In my work, I've investigated mRNA distribution in cells. Many aspects of mRNA metabolism and regulation seem dependent on splicing. And so I've been doing some digging with respect to the survey of intronless genes that I wrote about yesterday. According to their bioinformatic analysis of the human genome, there are over 3000 coding genes that do not contain introns. Here's a comment on this survey from RPM:
From the website you link to:
1. Single exon genes are identified using the CDS FEATURE definition in the genome data.
It seems like they're ignoring introns located in the 5' and 3' UTRs.
Now it is very unlikely that genes would have introns in their 3'UTRs as this would activate nonsense mediate decay (NMD) which weeds out any transcripts that have premature termination codons (PTCs). Any stop codon occuring before a splice site (exon-exon junction) is identified as a PTC by the cell. But these genes may have intons within the 5'UTRs. I decided to check this out. I screened a very small subset of the SEGE (Single Exonic Genes in Eukaryotes) website by typing "Endoplamsc Retiuculum" and "human" in their search algorithm. I got seven hits:
-phosphatidylinositol glycan, class C (PIGC)
-dolichyl-phosphate mannosyltransferasepolypeptide 3 isoform 1 (DPM3)
-dolichyl-phosphate mannosyltransferasepolypeptide 3 isoform 2 (DPM3)
-bradykinin receptor B1 (BDKRB1)
-cytochrome P450, family 8, subfamily B,polypeptide 1 (CYP8B1)
Now all these genes seem real and are expressed. As for introns, 5 of them had introns within the 5'UTR (so RPM, it looks like you're right), none had introns within the 3'UTR as I suspected. Only two of the hits were bonafide intronless transcripts (DPM3 isoform 2, and the cytochrome P450 member). Now having written this, here is what I'm asking - does anyone know of a REAL list of intronless transcripts in the human genome?
Any stop codon occuring before a splice site (exon-exon junction) is identified as a PTC by the cell.
This is not correct: PTCs only induce NMD if they are located >50nt upstream of the next splice donor site.
An upcomming paper in the December issue of Molecular Biology and Evolution (Hong X, Scofield DG, Lynch M (2006): Intron Size, Abundance, and Distribution within Untranslated Regions of Genes. Mol Biol Evol 23(12):2392-404 (Epub 2006 Sep 15)) descries 5,236 human transcripts with 2,721 introns in 5ï¿½-UTRs, 37,508 introns in cds and only 75 in 3'-UTRs. The respective numbers for 4,527 murine transcripts are: 2,490 35,376 and 54.
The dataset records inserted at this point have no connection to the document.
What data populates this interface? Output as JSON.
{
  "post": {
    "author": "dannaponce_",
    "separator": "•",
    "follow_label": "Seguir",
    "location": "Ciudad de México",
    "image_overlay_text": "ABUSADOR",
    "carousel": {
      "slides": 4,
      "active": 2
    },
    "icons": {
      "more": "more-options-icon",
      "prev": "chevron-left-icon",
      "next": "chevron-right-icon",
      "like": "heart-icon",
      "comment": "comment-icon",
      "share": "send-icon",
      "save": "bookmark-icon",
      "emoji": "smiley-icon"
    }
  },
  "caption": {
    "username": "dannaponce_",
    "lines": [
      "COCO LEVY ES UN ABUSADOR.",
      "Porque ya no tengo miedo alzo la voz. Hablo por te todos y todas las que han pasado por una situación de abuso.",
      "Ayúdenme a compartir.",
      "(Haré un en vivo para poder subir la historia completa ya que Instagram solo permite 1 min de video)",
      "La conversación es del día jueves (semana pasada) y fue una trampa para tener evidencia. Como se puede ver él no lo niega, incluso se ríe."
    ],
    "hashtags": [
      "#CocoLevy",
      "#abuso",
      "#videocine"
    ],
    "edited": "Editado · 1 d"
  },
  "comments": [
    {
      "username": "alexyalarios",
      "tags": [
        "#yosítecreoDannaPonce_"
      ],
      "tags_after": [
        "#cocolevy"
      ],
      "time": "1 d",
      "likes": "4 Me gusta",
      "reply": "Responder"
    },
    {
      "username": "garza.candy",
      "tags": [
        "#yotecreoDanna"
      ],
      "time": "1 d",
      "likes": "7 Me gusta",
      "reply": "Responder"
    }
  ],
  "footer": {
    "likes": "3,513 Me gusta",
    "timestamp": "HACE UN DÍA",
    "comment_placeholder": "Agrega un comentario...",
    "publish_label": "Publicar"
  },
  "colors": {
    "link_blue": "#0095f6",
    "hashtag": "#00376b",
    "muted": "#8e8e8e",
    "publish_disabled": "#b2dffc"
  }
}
I guess that I'll have to cross every t and dot every i from now on. To be complete for the non-RNA people the EJC (exon-junction complex), which must be kicked off to prevent NMD, gets deposited 50-55nt upstream of the exon-exon junction.
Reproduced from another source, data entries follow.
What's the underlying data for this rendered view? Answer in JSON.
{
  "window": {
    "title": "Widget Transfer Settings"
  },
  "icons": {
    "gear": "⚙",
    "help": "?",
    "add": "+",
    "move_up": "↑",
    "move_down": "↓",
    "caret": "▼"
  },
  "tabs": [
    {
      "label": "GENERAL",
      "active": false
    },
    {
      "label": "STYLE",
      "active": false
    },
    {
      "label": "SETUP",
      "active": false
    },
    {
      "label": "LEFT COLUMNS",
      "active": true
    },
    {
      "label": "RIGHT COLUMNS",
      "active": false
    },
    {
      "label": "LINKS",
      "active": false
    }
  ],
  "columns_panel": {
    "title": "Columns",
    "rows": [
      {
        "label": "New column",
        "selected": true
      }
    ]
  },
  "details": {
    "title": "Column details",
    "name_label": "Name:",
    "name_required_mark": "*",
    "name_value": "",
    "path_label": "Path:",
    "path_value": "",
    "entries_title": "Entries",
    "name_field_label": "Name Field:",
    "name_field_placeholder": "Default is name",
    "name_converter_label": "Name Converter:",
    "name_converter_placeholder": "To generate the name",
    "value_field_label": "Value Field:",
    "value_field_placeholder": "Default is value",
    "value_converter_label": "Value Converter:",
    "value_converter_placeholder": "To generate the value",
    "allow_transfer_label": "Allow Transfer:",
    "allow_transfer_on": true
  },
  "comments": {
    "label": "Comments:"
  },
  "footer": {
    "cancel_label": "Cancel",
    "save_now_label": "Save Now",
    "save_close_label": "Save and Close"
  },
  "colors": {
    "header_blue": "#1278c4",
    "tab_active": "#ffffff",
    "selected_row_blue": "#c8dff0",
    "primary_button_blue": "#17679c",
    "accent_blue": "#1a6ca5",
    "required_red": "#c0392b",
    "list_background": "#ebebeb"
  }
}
BTW thanks for the ref. I'll have to look at it ... maybe they note the number of bonafide "intronless transcripts" in the human genome.
BTW, does anybody know any non-terminal constitutively spliced exon. I have tried to find one in ASD by a trial and error approach, but any gene that came to my mind was annotated as alternatively spliced, even exons that have been described as being constitutive in older publications (maybe this is biased due to the EST alignment approach ASD is employing)
In trying to find this list of intronless genes, I keep bumping into papers that use the SEGE database as their source of intronless genes ... arrrggghhh!!!!
(I did find out that 90% of GCPR encoding genes in the human genome are intronless.)